I would create these to set up a reasonable log collection for media manager operations:
mkdir /usr/openv/volmgr/debug/ltid
mkdir /usr/openv/volmgr/debug/tpcommand
mkdir /usr/openv/volmgr/debug/ltid/robots
Create these empty files :
/usr/openv/volmgr/DRIVE_DEBUG and ROBOT_DEBUG
Restart ltid
stopltid
ltid -v
The touch files will increase the drive/ robots messages in the system log.
Martin
06-13-2011 11:49 AM
I have noticed the changed logging behaviour since NBU 6.x - up and until NBU 5.1, I could simply run a 'bperror -media -hoursago |grep -i freez' on a daily basis on the master and catch all tapes being frozen on all media servers.

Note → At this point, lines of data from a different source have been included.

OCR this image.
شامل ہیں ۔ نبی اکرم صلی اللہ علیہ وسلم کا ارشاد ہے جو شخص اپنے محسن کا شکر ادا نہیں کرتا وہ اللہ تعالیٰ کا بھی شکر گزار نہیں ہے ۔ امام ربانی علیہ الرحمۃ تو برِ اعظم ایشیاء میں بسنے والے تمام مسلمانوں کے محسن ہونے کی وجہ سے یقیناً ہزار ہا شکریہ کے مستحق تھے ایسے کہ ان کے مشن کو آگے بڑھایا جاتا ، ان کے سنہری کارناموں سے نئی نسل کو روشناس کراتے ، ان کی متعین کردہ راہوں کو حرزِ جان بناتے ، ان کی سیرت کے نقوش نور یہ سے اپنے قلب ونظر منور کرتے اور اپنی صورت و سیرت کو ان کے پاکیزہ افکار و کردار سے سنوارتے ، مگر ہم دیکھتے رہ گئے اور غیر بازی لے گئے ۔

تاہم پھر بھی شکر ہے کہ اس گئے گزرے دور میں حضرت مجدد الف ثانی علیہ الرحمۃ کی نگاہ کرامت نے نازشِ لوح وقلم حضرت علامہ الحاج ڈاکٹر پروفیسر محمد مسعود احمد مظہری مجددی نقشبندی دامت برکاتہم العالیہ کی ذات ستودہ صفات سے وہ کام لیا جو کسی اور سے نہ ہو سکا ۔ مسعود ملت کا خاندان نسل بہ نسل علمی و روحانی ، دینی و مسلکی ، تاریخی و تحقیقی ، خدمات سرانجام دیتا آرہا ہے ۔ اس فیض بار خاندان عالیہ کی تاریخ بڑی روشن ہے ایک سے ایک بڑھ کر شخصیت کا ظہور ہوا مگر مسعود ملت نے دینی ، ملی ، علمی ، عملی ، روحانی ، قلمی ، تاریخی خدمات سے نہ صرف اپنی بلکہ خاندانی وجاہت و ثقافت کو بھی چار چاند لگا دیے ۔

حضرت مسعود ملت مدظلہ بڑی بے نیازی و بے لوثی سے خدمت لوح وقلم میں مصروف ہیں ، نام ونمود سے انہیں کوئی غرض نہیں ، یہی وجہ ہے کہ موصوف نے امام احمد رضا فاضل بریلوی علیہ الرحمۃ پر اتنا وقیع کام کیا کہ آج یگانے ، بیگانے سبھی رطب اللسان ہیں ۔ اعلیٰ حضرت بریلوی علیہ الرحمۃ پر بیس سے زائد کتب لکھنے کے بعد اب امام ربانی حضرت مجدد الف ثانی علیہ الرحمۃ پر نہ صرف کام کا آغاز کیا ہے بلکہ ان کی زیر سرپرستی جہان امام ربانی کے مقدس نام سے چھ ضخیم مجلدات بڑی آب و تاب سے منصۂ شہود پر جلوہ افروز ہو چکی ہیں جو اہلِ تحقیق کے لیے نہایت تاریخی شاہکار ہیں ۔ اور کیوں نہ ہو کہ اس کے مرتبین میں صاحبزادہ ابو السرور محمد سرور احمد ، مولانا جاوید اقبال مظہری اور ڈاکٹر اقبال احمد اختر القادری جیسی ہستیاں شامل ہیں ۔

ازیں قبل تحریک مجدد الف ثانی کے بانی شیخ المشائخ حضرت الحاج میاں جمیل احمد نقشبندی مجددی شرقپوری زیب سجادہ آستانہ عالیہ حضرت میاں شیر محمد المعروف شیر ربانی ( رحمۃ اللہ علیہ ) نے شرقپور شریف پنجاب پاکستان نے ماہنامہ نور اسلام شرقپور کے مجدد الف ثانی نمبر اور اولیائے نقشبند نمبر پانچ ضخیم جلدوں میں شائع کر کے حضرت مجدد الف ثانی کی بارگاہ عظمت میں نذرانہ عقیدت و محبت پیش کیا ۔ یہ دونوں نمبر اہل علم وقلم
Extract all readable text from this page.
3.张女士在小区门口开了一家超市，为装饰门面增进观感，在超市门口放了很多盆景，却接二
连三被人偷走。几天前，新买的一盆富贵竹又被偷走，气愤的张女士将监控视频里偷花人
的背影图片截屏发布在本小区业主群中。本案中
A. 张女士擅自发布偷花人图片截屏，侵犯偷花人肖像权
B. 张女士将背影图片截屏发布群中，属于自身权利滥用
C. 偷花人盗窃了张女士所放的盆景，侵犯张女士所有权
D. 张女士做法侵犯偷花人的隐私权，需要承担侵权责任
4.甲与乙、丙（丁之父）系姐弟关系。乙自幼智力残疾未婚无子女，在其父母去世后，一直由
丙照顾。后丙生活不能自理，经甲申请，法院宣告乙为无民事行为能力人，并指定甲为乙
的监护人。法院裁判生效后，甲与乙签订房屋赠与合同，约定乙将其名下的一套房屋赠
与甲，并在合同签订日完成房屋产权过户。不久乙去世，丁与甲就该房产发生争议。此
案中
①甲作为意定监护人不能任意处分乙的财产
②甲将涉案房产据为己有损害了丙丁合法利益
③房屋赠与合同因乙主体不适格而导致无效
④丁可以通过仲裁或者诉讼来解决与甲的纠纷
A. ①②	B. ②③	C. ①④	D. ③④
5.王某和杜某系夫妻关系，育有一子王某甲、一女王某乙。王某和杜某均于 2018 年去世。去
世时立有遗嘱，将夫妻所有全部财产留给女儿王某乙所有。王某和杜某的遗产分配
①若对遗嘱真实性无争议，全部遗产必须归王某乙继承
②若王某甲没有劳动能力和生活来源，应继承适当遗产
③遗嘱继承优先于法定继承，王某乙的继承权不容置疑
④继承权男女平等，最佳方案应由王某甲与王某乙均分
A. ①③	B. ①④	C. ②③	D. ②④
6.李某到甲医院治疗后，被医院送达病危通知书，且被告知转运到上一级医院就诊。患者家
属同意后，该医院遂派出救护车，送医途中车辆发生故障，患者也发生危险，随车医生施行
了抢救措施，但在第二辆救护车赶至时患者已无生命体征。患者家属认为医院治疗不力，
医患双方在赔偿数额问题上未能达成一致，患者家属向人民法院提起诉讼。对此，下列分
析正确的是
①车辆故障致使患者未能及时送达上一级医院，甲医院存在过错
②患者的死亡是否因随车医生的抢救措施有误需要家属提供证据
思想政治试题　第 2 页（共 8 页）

bperror/Tape Logs report will still log errors like these:
FREEZING media id B02176, it is write protected and cannot be used for backups
FREEZING media id B02696, it is write protected and cannot be used for backups
FREEZING media id B02970, too many data blocks written, check tape/driver block size configuration
These tapes were also frozen, but the Media Log report contains ONLY the TapeAlert (the TapeAlert code is supposed to tell us that the tape has been frozen - as per the TapeAlert codes in Admin Guide II):
TapeAlert Code: 0x08, Type: Warning, Flag: NOT DATA GRADE, from drive IBM.ULTRIUM-TD2.005 (index 5), Media Id BO1826
TapeAlert Code: 0x0e, Type: Critical, Flag: UNREC. MECH. CARTRIDGE FAILURE, from drive IBM.ULTRIUM-TD2.011 (index 14), Media Id B94543
TapeAlert Code: 0x04, Type: Critical, Flag: MEDIA, from drive IBM.ULTRIUM-TD2.011 (index 14), Media Id B04829
07-11-2011 10:57 AM
Added VERBOSE to the vm.conf file and added the empty DRIVE_DEBUG and ROBOT_DEBUG files. Ltid will be stopped and started when our weekly maintenace is done which will be on Thursday.
07-11-2011 11:58 AM
If you have NOM you can setup an alert to tell you when a tapes is frozen.